La chiesa di San Zulian a Venezia nel Cinquecento. Dalla ricostruzione sansoviniana alle grandi imprese decorative di fine secolo

Valentina Sapienza
2018-01-01

Abstract

La chiesa di San Zulian sorge a pochi passi da piazza San Marco forse già nel lontano IX secolo. Interamente ricostruita dopo il 1105, quando un incendio l’aveva letteralmente devastata, l’edificio è di nuovo in rovina nel 1553. Interviene allora il celebre medico Tommaso Rangone da Ravenna, in cerca di un luogo – un altro – che potesse perpetuarne la memoria presso i posteri.
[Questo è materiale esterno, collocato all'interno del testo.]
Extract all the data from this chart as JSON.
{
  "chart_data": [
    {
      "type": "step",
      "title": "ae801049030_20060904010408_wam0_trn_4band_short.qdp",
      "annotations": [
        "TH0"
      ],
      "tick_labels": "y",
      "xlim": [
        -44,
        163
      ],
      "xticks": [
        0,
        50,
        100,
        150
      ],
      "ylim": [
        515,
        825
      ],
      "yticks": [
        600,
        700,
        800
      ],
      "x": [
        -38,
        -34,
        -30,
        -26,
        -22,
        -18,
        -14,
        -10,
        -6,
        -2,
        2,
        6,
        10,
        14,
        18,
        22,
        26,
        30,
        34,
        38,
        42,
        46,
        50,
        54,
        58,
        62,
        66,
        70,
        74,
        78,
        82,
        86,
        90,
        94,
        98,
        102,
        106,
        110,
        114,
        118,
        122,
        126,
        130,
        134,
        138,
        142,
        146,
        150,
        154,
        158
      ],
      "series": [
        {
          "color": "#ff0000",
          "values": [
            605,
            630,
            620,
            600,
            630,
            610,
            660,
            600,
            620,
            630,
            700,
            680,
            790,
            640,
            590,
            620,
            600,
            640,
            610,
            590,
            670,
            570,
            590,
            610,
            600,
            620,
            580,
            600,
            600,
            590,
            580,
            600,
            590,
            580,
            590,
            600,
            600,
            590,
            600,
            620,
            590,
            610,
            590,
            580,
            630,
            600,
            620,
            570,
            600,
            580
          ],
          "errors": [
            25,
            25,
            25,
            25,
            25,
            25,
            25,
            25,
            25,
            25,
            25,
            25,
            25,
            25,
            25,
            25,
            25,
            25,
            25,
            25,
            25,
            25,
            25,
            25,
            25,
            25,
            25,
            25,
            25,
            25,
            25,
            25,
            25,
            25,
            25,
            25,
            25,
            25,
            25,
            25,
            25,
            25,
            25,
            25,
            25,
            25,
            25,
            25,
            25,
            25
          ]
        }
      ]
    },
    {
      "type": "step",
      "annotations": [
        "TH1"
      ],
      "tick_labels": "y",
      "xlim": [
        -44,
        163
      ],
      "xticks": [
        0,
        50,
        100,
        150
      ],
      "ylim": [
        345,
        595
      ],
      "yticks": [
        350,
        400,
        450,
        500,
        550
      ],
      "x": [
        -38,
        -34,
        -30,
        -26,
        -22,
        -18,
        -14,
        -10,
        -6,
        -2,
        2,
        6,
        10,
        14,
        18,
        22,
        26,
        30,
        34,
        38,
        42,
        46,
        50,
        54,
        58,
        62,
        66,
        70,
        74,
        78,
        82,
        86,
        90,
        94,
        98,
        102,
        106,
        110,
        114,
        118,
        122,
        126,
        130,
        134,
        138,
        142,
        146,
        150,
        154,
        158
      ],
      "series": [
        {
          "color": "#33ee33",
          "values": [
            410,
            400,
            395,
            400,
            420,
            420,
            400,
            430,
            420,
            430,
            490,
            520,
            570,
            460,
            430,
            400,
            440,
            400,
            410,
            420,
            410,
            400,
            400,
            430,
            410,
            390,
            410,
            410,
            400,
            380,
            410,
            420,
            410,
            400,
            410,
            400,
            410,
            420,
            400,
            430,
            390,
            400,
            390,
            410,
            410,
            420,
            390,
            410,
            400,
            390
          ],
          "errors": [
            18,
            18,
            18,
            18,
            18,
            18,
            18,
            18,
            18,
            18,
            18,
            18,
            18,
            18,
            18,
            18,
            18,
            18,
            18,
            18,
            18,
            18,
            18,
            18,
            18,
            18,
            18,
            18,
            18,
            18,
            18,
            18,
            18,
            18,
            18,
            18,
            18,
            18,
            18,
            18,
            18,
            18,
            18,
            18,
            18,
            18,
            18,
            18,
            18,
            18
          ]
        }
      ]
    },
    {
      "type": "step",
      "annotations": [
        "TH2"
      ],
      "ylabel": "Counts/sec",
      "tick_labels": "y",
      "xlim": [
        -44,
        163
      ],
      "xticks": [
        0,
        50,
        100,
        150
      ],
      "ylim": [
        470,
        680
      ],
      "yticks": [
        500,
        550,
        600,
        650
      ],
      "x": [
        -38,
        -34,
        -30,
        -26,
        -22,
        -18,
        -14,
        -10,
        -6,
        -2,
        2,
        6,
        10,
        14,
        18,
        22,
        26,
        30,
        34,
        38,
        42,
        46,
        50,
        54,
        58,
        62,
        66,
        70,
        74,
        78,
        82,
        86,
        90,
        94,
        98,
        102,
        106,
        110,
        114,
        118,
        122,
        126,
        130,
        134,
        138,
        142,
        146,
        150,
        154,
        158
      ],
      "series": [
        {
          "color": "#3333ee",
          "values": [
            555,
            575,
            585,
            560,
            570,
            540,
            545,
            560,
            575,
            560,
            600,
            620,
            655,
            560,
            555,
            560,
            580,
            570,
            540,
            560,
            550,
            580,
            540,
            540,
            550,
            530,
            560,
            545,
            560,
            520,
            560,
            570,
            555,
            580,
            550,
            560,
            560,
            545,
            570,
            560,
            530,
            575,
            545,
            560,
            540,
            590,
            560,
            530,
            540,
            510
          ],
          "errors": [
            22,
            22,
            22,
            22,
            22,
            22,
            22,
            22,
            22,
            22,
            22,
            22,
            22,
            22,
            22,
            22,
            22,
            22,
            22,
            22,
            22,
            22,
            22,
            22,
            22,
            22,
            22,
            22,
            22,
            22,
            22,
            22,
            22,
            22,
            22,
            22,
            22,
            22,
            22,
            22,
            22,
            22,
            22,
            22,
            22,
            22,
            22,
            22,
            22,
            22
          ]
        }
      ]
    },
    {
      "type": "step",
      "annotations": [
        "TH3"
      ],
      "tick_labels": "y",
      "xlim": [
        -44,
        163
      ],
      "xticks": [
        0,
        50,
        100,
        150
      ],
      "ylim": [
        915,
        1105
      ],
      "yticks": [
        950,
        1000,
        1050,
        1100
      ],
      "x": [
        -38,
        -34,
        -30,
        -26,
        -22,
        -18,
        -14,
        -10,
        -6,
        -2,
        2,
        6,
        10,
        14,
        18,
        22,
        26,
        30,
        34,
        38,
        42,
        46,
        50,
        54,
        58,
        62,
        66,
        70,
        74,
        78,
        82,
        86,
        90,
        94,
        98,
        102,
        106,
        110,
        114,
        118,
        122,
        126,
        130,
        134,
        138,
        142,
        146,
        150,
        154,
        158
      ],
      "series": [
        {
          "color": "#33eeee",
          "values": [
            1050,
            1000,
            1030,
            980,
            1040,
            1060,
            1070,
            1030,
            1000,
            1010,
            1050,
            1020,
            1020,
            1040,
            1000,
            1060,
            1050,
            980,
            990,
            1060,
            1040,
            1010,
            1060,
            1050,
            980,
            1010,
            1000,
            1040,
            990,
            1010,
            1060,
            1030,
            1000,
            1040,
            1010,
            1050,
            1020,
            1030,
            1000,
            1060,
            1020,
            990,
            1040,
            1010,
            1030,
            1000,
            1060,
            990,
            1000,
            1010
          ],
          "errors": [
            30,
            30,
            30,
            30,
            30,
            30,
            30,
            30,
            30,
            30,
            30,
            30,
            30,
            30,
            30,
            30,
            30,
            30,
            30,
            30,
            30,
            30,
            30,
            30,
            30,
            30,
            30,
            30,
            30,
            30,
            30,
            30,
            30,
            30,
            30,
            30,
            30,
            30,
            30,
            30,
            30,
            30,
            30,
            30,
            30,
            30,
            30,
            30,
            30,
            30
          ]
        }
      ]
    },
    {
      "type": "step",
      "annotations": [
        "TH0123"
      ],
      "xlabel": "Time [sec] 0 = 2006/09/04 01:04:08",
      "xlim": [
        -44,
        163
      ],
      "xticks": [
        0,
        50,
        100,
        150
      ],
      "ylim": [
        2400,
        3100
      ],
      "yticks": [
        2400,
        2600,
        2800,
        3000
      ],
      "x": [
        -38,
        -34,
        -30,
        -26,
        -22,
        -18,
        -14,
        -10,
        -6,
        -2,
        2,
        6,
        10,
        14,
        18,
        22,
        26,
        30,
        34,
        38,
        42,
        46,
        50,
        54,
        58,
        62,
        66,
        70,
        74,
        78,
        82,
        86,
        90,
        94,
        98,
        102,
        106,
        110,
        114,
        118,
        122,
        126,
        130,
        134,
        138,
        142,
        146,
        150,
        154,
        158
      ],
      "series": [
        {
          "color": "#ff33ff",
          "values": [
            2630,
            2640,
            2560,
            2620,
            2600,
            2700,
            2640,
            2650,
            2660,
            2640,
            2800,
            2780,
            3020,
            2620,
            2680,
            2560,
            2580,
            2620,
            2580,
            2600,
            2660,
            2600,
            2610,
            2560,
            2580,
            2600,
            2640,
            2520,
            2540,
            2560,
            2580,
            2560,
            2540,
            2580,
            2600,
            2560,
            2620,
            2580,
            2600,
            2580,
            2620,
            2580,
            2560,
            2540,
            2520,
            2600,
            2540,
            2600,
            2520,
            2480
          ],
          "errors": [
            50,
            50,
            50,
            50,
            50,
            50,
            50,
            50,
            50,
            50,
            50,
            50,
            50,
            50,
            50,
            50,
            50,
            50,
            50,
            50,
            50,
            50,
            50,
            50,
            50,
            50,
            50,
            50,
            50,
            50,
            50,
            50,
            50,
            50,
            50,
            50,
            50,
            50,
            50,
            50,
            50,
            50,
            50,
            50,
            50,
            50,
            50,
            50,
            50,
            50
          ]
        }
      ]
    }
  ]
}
Grazie alle ingenti donazioni messe a disposizione dal generoso finanziatore, cui sarà concesso in cambio il diritto di sepoltura presso la cappella maggiore, la facciata e poi l’edificio tutto quanto vengono interamente ricostruiti su progetto di Jacopo Sansovino. Così la statua bronzea di Tommaso, opera di Alessandro Vittoria, con in mano un ramo di salsapariglia e uno di guaiaco (le piante medicinali deputate, secondo le sue scoperte, alla cura della sifilide), finisce per trionfare sul portale maggiore di San Zulian. Se di queste vicende si sono occupati in molti, quasi nulla si sapeva del contesto socio-culturale in cui rinacque uno degli edifici più interessanti della Venezia del Cinquecento. Chi erano i membri della comunità di San Zulian? Chi sedeva tra i banchi del Santissimo Sacramento o della scuola dei Merciai? Chi fra i «zentilhomeni» e «i più i vechi et degni» cittadini della parrocchia era stato prescelto per la carica a vita di procuratore di chiesa? Chi contribuì alle vaste imprese decorative che videro attivi alcuni tra i più importanti pittori, scultori e architetti dell’epoca? E chi tenne le fila di questa gigantesca «opera corale», in cui la pittura sembra talvolta relegata a un rango inferiore? Attraverso uno spoglio meticoloso dell’archivio di San Zulian e alcune preziose carte dell’Archivio di Stato di Venezia e attraverso una lettura attenta delle opere d’arte ancora in situ, che spesso rivelano ciò che i documenti tacciono, sono stati ricostruiti nel dettaglio il contesto di alcune delle confraternite presenti in chiesa, il funzionamento dell’immenso cantiere che occupò la comunità parrocchiale per almeno una trentina d’anni, i meccanismi di finanziamento delle imprese artistiche, il ruolo della comunità bergamasca e quello di almeno un altro praticamente sconosciuto mecenate, che da quella comunità proveniva, Gerolamo Vignola.